The interactions students have with the bots are saved once the conversation is complete, then submitted for Brockway to review. She said the AI system is a feature that's built into their learning management software using their own large language model. Meaning it's a "closed loop" and the information it's fed stays where it's put.
"We can put things into this, and they stay where we put them," Brockway said. "They don't go into a larger language model that then influences external communication, which is nice, because this is interacting with student information, this is graded material... Under FERPA regulations, it keeps it secure and it keeps it safe, and the students can also feel very secure knowing that this will never be used externally."
Brockway uses the chatbots in lower-level courses for students who don't yet have field practice, so they're able to get exposure to this specific type of communication and practice those skills before needing them in real life. They're placed in the second term of a seven-term doctoral program, she said.
"Why would you choose AI to do this when you could have a human do this and practice actual human interaction? We are working with the generation of students who did their undergraduate education during COVID -- they are not used to jumping into interpersonal communication in a face-to-face way without having practiced some of that prior," Brockway said.
"So, it helps them, in a very safe space, engage with these very difficult situations in a way that it's very closed loop. They don't have to worry about an actual human who might get angry at them, or something like that," Brockway said. "They can practice in a way that will also garner them feedback."

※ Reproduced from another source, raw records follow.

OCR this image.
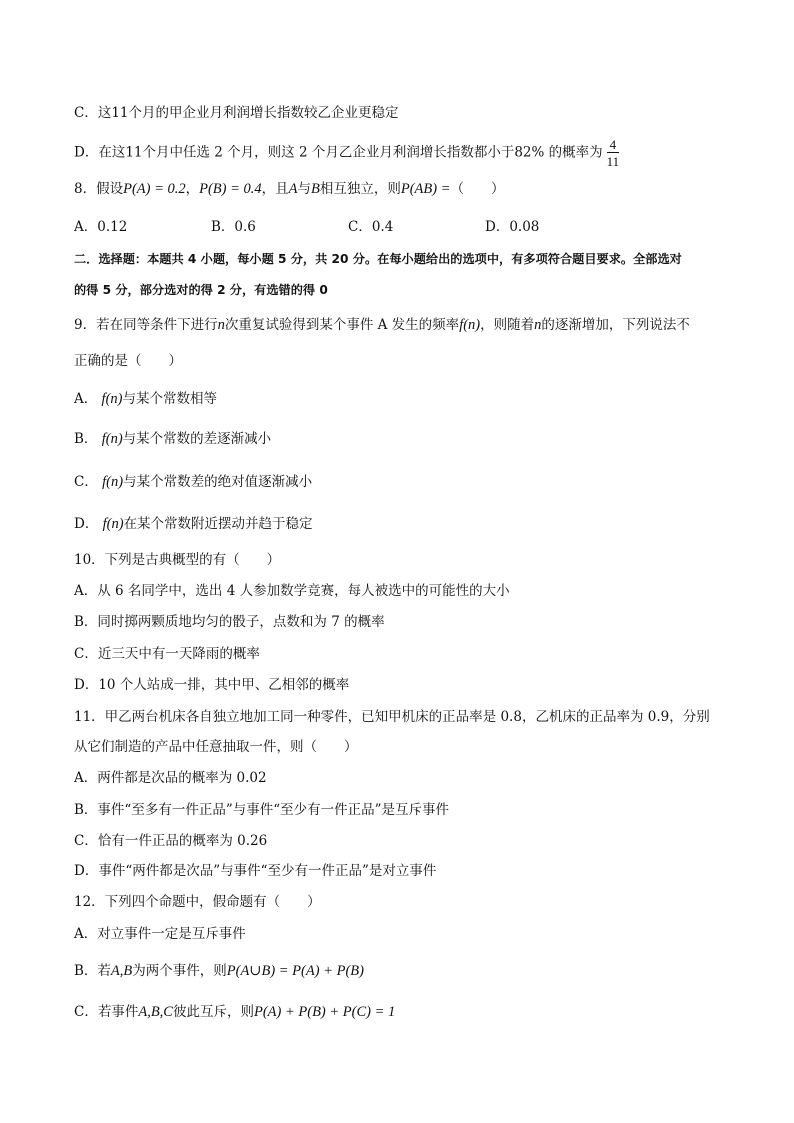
C．这11个月的甲企业月利润增长指数较乙企业更稳定
D．在这11个月中任选 2 个月，则这 2 个月乙企业月利润增长指数都小于82% 的概率为 $\frac{4}{11}$
8．假设P(A) = 0.2，P(B) = 0.4，且A与B相互独立，则P(AB) =（　　）
A．0.12	B．0.6	C．0.4	D．0.08
二．选择题：本题共 4 小题，每小题 5 分，共 20 分。在每小题给出的选项中，有多项符合题目要求。全部选对
的得 5 分，部分选对的得 2 分，有选错的得 0
9．若在同等条件下进行n次重复试验得到某个事件 A 发生的频率f(n)，则随着n的逐渐增加，下列说法不
正确的是（　　）
A． f(n)与某个常数相等
B． f(n)与某个常数的差逐渐减小
C． f(n)与某个常数差的绝对值逐渐减小
D． f(n)在某个常数附近摆动并趋于稳定
10．下列是古典概型的有（　　）
A．从 6 名同学中，选出 4 人参加数学竞赛，每人被选中的可能性的大小
B．同时掷两颗质地均匀的骰子，点数和为 7 的概率
C．近三天中有一天降雨的概率
D．10 个人站成一排，其中甲、乙相邻的概率
11．甲乙两台机床各自独立地加工同一种零件，已知甲机床的正品率是 0.8，乙机床的正品率为 0.9，分别
从它们制造的产品中任意抽取一件，则（　　）
A．两件都是次品的概率为 0.02
B．事件“至多有一件正品”与事件“至少有一件正品”是互斥事件
C．恰有一件正品的概率为 0.26
D．事件“两件都是次品”与事件“至少有一件正品”是对立事件
12．下列四个命题中，假命题有（　　）
A．对立事件一定是互斥事件
B．若A,B为两个事件，则P(A∪B) = P(A) + P(B)
C．若事件A,B,C彼此互斥，则P(A) + P(B) + P(C) = 1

A simple way of understanding Brockway's AI chatbot "patients" is to think of them like non-player characters in video games. The students are the main heroes of the game and have to interact with the NPCs in order to progress in the plot of the game.
Later on in their education, the students practice the scenarios again with real people playing the parts, instead of the chatbots.
"It's kind of a bridge to actual patient interaction, but because they're so early in their education, we're just not quite there yet. So we do similar scenarios later on in their education with standardized patients, that's the human actor playing that role. But this is kind of like a preparatory activity for that."